Over de rekenmachine dan. Minstens de helft van de leerlingen gaan domweg '16 x 0,5' indrukken en schrijven het resultaat in hun schrift als 'het antwoord'. Immers, het kwam toch uit de rekenmachine? De reconstructie van de opgave tot '16 : 0,5' is ook een bijzonder moeilijke, omdat 'delen door een half' moeilijk concreet voorstelbaar is. Daarom kiezen kinderen voor het voorstelbaarder 'keer een half'. De slimmere leerlingen delen evenmin door een half, maar begrijpen dat ze van éen reep chocola twee halve repen kunnen maken. Ze reconstrueren de som dan niet tot '16 : 0,5' maar tot '16 x 2'. Uiteindelijk heeft dus vrijwel niemand de door jou vermelde som bedacht; laat staan uitgerekend.

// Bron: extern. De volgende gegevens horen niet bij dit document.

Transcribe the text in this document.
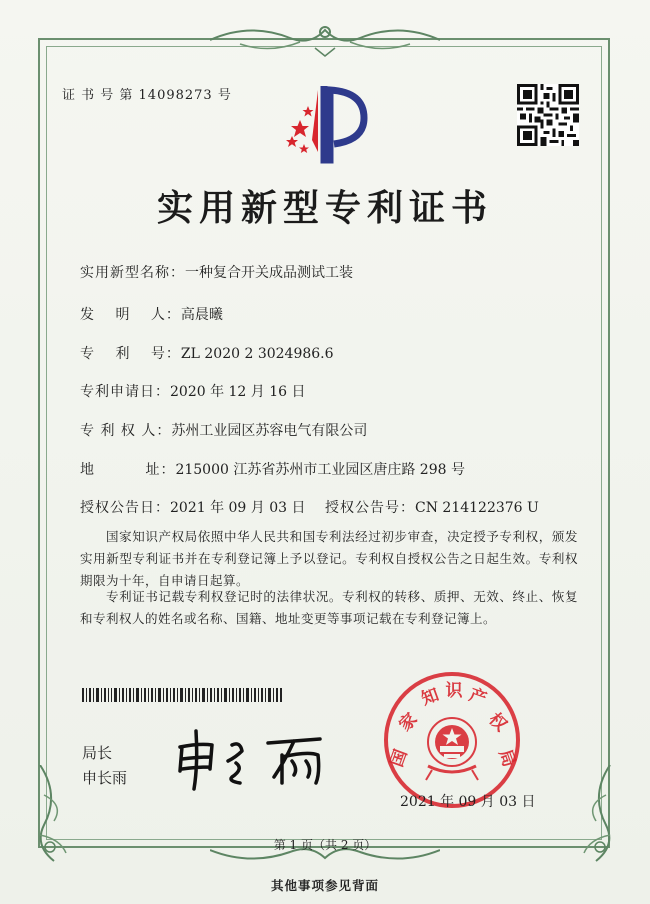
证 书 号 第 14098273 号
实用新型专利证书
实用新型名称：一种复合开关成品测试工装
发　 明　 人：高晨曦
专　 利　 号：ZL 2020 2 3024986.6
专利申请日：2020 年 12 月 16 日
专 利 权 人：苏州工业园区苏容电气有限公司
地　　　 址：215000 江苏省苏州市工业园区唐庄路 298 号
授权公告日：2021 年 09 月 03 日 授权公告号：CN 214122376 U
国家知识产权局依照中华人民共和国专利法经过初步审查，决定授予专利权，颁发实用新型专利证书并在专利登记簿上予以登记。专利权自授权公告之日起生效。专利权期限为十年，自申请日起算。
专利证书记载专利权登记时的法律状况。专利权的转移、质押、无效、终止、恢复和专利权人的姓名或名称、国籍、地址变更等事项记载在专利登记簿上。
局长
申长雨
国
家
知 识 产
权
局
2021 年 09 月 03 日
第 1 页（共 2 页）
其他事项参见背面
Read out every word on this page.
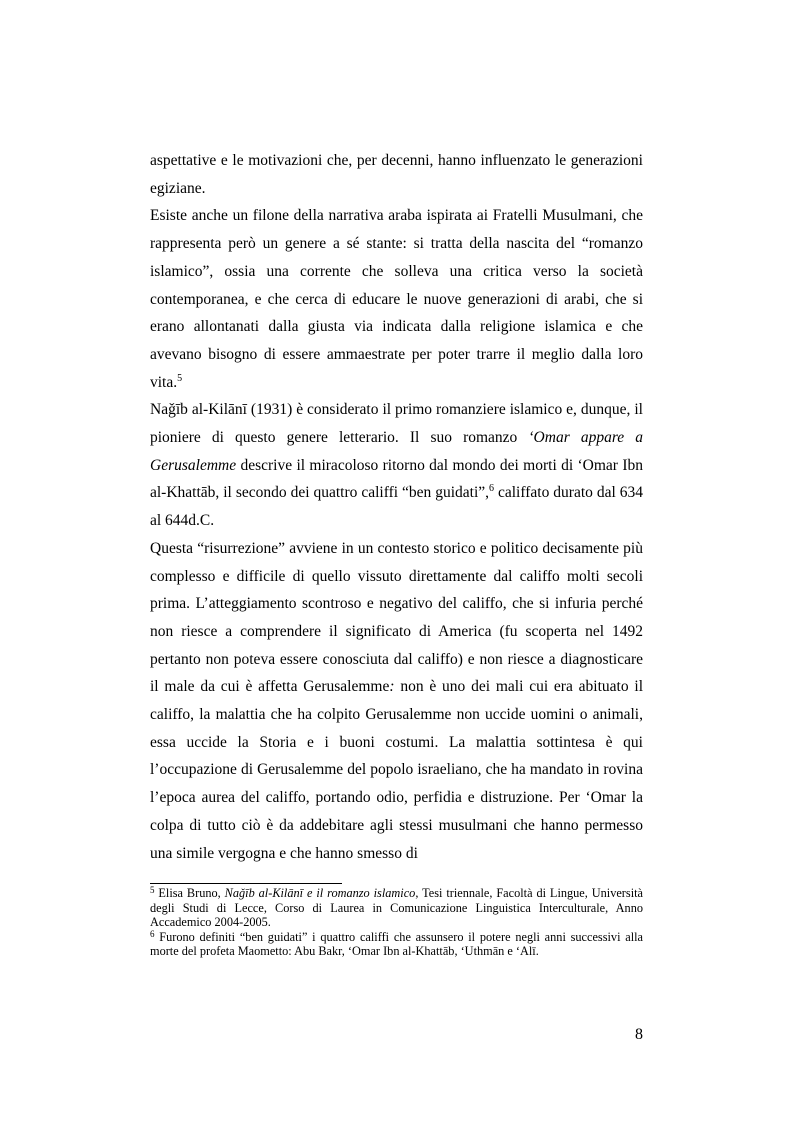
aspettative e le motivazioni che, per decenni, hanno influenzato le generazioni egiziane.

Esiste anche un filone della narrativa araba ispirata ai Fratelli Musulmani, che rappresenta però un genere a sé stante: si tratta della nascita del “romanzo islamico”, ossia una corrente che solleva una critica verso la società contemporanea, e che cerca di educare le nuove generazioni di arabi, che si erano allontanati dalla giusta via indicata dalla religione islamica e che avevano bisogno di essere ammaestrate per poter trarre il meglio dalla loro vita.$^5$

Naǧīb al-Kilānī (1931) è considerato il primo romanziere islamico e, dunque, il pioniere di questo genere letterario. Il suo romanzo ‘Omar appare a Gerusalemme descrive il miracoloso ritorno dal mondo dei morti di ‘Omar Ibn al-Khattāb, il secondo dei quattro califfi “ben guidati”,$^6$ califfato durato dal 634 al 644d.C.

Questa “risurrezione” avviene in un contesto storico e politico decisamente più complesso e difficile di quello vissuto direttamente dal califfo molti secoli prima. L’atteggiamento scontroso e negativo del califfo, che si infuria perché non riesce a comprendere il significato di America (fu scoperta nel 1492 pertanto non poteva essere conosciuta dal califfo) e non riesce a diagnosticare il male da cui è affetta Gerusalemme: non è uno dei mali cui era abituato il califfo, la malattia che ha colpito Gerusalemme non uccide uomini o animali, essa uccide la Storia e i buoni costumi. La malattia sottintesa è qui l’occupazione di Gerusalemme del popolo israeliano, che ha mandato in rovina l’epoca aurea del califfo, portando odio, perfidia e distruzione. Per ‘Omar la colpa di tutto ciò è da addebitare agli stessi musulmani che hanno permesso una simile vergogna e che hanno smesso di

$^5$ Elisa Bruno, Naǧīb al-Kilānī e il romanzo islamico, Tesi triennale, Facoltà di Lingue, Università degli Studi di Lecce, Corso di Laurea in Comunicazione Linguistica Interculturale, Anno Accademico 2004-2005.

$^6$ Furono definiti “ben guidati” i quattro califfi che assunsero il potere negli anni successivi alla morte del profeta Maometto: Abu Bakr, ‘Omar Ibn al-Khattāb, ‘Uthmān e ‘Alī.

8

4. Het misverstand dat "het leven" de maat moet vormen voor de leerstof die we op school aanbieden. Ooit hing er een bordje aan menige schoolmuur met de tekst "Non scholae sed vitae discimus": we leren niet voor school maar voor het leven. Helaas, de tijd is allang voorbij dat kinderen voor 'het leven' genoeg hebben aan de basisschool met nog wat jaartjes voortgezet onderwijs. Een behoorlijk deel van hun 'vita' bestaat intussen uit 'schola', met steeds hogere eisen aan hun reken- en wiskundevaardigheid. Want ze moeten/willen allemaal dóór naar het mbo, havo, vwo; en hup naar hbo en wo; waarna hun de 'permanente educatie' wacht. Kinderen leren rekenen allang niet meer alléén voor het aanschaffen en verdelen van repen chocola, pizza's en korting op t-shirts. Juist de rekenbegaafdste helft van de leerlingen op de basisschool moet én kan daar een flinke schep bovenop doen. Die komen ze nu evident tekort. Rekenonderwijs van buiten Nederland toont dat die schep er bovenop kan. Én moet.
5. Het misverstand dat de evidente, en behoorlijke snelle achteruitgang van reken- en wiskundeprestaties in Nederland weg te poetsen is door maar vast te houden aan het Realistisch Rekenen omdat dit op papier zoveel 'beter klinkt' en 'we het gewoon nog wat beter moeten uitleggen'. Echt, er komt een dag dat de Realistische Rekenaars zich kapotschamen over wat ze aan schade hebben toegebracht aan het ooit goede rekenonderwijs in Nederland. Maar voorlopig houden ze de oogkleppen nog wat dichter tegen het hoofd gedrukt, en verzuimen bijvoorbeeld in reacties op krantenartikelen op de evidente en nu al 15 jaar structurele PISA-achteruitgang in te gaan. Waarvan akte.